Some businesses are required by state law to have a bond, and it's often confused with business insurance. Failing to understand the difference between a bond and business insurance is a key mistake that many entrepreneurs make that can leave them financially vulnerable and without protection. Though the terms may seem similar, general liability insurance is much different than a business bond.
The Purpose of Bonds
The fundamental difference between bonds and business insurance is that bonds are required by the state for some businesses to protect the interests of the public, while insurance is optional for most types of business ventures. Examples of businesses that often need a surety bond include construction and engineering firms, notaries, car dealers, cleaning companies, collection agencies, and home health care companies.
With a bond in place, customers have a better chance of recourse than if no bond was on record with the state. When a business operates without a bond, but is legally required to have one, its owner can typically end up paying hefty fines once caught and possibly have to shut down operations.
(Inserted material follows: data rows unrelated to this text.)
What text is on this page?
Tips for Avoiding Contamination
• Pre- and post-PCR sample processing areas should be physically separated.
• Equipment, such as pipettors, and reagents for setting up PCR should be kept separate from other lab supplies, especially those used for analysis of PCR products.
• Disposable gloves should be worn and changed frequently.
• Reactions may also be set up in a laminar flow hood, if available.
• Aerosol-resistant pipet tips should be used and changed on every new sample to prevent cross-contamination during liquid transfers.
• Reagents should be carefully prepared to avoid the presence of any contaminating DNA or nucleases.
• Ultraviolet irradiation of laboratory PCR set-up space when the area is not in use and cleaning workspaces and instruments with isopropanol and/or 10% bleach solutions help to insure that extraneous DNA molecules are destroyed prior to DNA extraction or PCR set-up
It's not uncommon for a company to go ahead and get bonded, even if not required by the state. Purchasing a bond voluntarily is a strategy used by businesses to encourage trust on the part of consumers and provide reassurance, which is why many moving companies are bonded as well as insured.
The Importance of Business Insurance
Bonding protects the public and consumers, but business insurance is what should protect your assets -- bonds are never a substitute for business insurance. For instance, if you have a bond with the state and your store is sued by a customer, you won't recover any losses due to being bonded. However, with general liability insurance, you can handle the legal case and pay judgments without your business spiraling into financial chaos.
Many business owners think that bonds can replace the need for insurance, but that isn't so. To actually protect your company's assets, you absolutely need general liability insurance at the very least. Combined with your state's required bond, you'll be in a better position to ensure your business's stability for years to come.
Bonds and business insurance are two different forms of protection for business owners. You can’t replace business insurance by purchasing a bond. To ensure your business has the best protection, you should speak to a licensed insurance agent to determine whether you need a bond to complement your business insurance.